In my shift to the West Coast, it was Beverly’s work that I first encountered as my contemporary--a force of urgent psychological investigation and risk; a mapping of grief’s ancient lineage (its substitutions and wreckage), the pervasive history of our own generation’s political / economic class divides (fury, flat out)…and the notation of these registers as the stop & start of ambivalence and hesitancy willing to make itself visible within the certain intentions of the poem’s making.


Zero, the neonate, the not nothing. The potential.

that was the problem of the new, that something was
potential within the void, that certain potentialities were
appearing constantly, and that it was a larger problem than
that.
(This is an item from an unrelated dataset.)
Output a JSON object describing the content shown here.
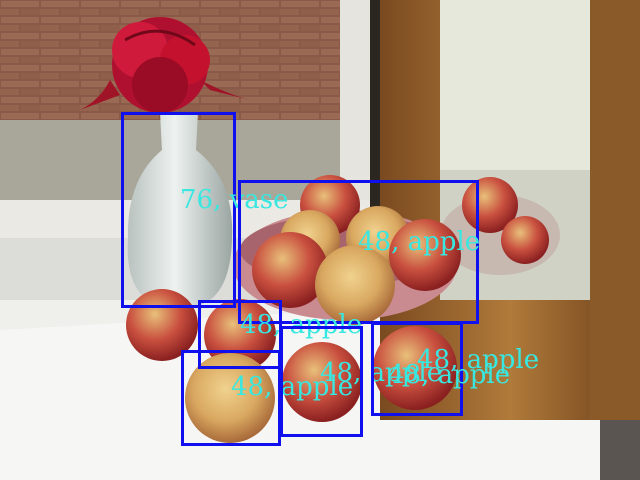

When did you get the news. How long would it take you
to find that out. When would it reach your ears, finally, that
the world was not flat, that the sun did not come up, that we
came up rather around it.

[ Page 80, from “A Reading—8-10”, Oct. 29-Dec. 31, 1979]


I met Beverly through the poets Mark Linenthal and Frances Jaffer, with whom we later shared Poetry Center work at San Francisco State as well as variously constructed conversations around current poetic practice. But before that work began, and soon after I moved from NYC to San Francisco, Beverly invited me to join a small group of writers who met regularly to read theirs and others’ poems aloud, followed by a give & take discussion.Members included Bev, George Stanley, Larry Felson, Bill Anderson and Jack Gilbert—a very feisty group. The conversations were investigative, rigorous and often politically at odds; the writing tended towards a model of understatement, modesty and severity that stood in great contrast to the rollicking, performative and painterly world of NY school writing I’d encountered previously on the Lower East Side. A necessary correction began to register, already implanted by the work of George Oppen. The times felt perilous and
beyond difficult.

Spicer’s work figured prominently in these discussions and arrived as essential news, an invitation to trust the peculiar shifts and juxtapositions of one’s interior “babble.” His thinking described what I recognized to be the case but had found no language for. At its simplest, I took his idea of the poet as transmitting/receiving instrument, capable of casting broadly—through time and distance—with the capacity to capture and channel the detail that awaited noticing, decoding and voicing within one’s evolving community. Importantly, it defined and underlined a place for each poet willing to make the jump without the guarantee of a readership.


A few years later, Frances Jaffer invited Bev and me to join her in an informal writing group and it was within these years of sharing work that we began to read essays by several of the prominent French women post-structuralist thinkers who followed and /or took issue with leading French philosophers. We read Carolyn Burke’s translation of Luce Irigaray in the journal SIGNS and through a friendship with George and Mary Oppen, we began to read the essays of Rachel Blau DuPlessis. I mention these American scholar/writers, in particular, because the works they were writing about suggested parallel ideas of linguistic rupture and clamoring, multiple selves — vs. the singular self — wanting voice. In these writings we began to find an exciting permission to assert the poetics and related practices that each of us was attempting to forge in her own way.

This was the core conversation that led to the necessity of our inventing the modest journal HOW(ever) that saw its first publication in May 1983 and continued through January of 1991. We were joined in 1985 by Susan Gevirtz, with co-editing work on numbers 1-3,of the final volume VI (1990-91) by Myung Mi Kim and Meredith Stricker.

What I’ve described is not finished; but it was approximately at this point when non-mainstream poetics and practice began to enter the known terrain of the writing community and contributed to the multiplicity we all now almost take for granted.

Beverly’s oracular voice has always been a singular part of this claim, with its
uncompromising insistence on transmitting the frayed and fragile nature of being human, providing a gathering point we are all sustained by. I believe I can speak for many of us here, whose poetry has expanded and deepened because of that writing Beverly has continued to listen for and pin down…and let fly.